Parks rechecks the car after each visit and confirms there's nothing wrong with the IAT sensor. He says had any of the shops lifted the hood, they would have likely found the cut wire.
He estimates that even if we did have to replace that sensor, it generally should cost less than $140, including parts and labor.
"I guess if it were me and I did that free scan, I would at least open the hood,” Parks says. “Because if the sensor had just come unplugged and you plugged that back in, you're a hero. It hasn't cost you anything, hasn't cost the consumer anything, and the next time they do need some significant work they will keep you in mind."
We move on to the AAMCO in Randallstown, Md., where they do look under the hood - but only after we agree to pay $45.
They spot the wire and tell us they can fix it - and the sensor - for $300. That’s more than double what our expert estimates it should cost.
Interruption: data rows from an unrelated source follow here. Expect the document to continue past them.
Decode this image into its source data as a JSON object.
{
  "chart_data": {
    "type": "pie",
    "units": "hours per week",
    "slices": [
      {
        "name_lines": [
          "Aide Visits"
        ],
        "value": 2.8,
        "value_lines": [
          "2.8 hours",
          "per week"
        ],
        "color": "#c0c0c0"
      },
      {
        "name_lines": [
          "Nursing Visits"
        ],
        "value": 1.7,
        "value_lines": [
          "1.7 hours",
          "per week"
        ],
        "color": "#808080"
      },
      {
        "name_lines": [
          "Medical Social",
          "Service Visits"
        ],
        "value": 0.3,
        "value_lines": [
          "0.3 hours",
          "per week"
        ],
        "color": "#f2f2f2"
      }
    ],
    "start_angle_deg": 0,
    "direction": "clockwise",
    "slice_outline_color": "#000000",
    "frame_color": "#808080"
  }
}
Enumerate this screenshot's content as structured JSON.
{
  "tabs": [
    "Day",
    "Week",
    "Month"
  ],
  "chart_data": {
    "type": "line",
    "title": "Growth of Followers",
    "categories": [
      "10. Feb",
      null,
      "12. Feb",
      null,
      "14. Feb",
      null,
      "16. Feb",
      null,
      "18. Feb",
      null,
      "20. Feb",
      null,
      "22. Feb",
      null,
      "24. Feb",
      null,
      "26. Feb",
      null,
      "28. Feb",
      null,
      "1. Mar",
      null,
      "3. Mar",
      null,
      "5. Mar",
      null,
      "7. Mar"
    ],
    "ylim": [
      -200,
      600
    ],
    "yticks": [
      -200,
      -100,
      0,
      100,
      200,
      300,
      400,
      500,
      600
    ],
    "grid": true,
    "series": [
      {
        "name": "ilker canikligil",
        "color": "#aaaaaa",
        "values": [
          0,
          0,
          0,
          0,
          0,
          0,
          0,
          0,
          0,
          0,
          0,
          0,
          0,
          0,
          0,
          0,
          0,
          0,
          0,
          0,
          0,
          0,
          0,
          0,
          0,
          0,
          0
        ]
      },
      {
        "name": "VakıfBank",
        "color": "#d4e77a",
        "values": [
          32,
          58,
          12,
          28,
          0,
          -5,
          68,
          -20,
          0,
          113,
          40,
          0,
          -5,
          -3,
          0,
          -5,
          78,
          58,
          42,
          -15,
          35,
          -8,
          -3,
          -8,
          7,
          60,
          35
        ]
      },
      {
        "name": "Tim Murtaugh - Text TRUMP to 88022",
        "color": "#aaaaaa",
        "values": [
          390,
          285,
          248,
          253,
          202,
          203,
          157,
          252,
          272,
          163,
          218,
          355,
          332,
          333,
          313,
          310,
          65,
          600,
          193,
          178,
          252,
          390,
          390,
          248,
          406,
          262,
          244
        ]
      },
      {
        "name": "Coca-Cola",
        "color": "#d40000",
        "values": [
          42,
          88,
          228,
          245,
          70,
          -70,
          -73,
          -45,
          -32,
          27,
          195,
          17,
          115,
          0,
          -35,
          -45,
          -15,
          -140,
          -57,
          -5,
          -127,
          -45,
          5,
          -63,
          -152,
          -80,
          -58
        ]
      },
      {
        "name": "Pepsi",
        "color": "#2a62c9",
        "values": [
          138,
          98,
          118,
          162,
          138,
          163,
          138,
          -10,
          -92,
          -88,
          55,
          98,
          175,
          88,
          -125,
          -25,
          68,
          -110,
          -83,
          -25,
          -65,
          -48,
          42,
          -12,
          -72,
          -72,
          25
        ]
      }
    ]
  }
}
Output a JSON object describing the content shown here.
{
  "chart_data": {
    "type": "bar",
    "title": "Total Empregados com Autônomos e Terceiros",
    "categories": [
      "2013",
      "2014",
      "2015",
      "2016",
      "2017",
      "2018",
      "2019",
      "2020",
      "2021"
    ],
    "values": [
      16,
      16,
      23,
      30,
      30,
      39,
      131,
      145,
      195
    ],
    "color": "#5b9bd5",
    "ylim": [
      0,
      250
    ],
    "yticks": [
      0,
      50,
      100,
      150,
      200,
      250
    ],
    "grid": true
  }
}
An employee also warns us the car could shut down if we don't do something.
The owner of the Randallstown shop wrote the News4 I-Team, saying he believes "all of our interactions with your shopper were proper and in accordance with the check engine light for free offer" and that "we also recommended replacing the sensor because, in our opinion, there was reason to believe that the sensor might have been affected by the damage we found."
Our last stop is the AAMCO on Howard Street in Baltimore.
The sign out front advertises that "free check." But it's a different story inside, where we're told we'll have to pay $49.99, which would go towards any future repairs.
Curious to see what would happen, we agree.
Our camera catches an employee rifling through our middle console, unlocking our glove compartment and even using our car to pick up a part for another vehicle.
Once inside the garage, the worker spends less than three minutes under the hood, never in the location of the IAT sensor.
Still, the shop says it needs to be replaced for $200.
The owner of the shop tells AAMCO’s corporate headquarters that despite that sign outside, he does not "participate in the promotional ‘free check’ because of the high incidence of such requests.” He says, "The individual who recommended the sensor replacement is no longer employed there." So, he's "been unable to confirm his reasoning behind that recommendation." The owner says he "is confident, however, that the problem would have been corrected if your shopper had authorized the repair."
But he did offer to give us a refund.
In the end, only one AAMCO we visited actually found the specific problem - that cut wire - and fixed it for less than $100.
A spokesperson for AAMCO tells the News4 I-Team the shops we tested "identified the correct code error" and that "the problem would have been fixed if the repair, and its costs, were authorized."
But AAMCO says, "If even one AAMCO center customer experiences something different, we want to make things right."
He says that's why the company decided to pull the promotion and retrain all franchisee shops.
The "very few AAMCO franchise owners that fail to deal honestly with customers are held accountable."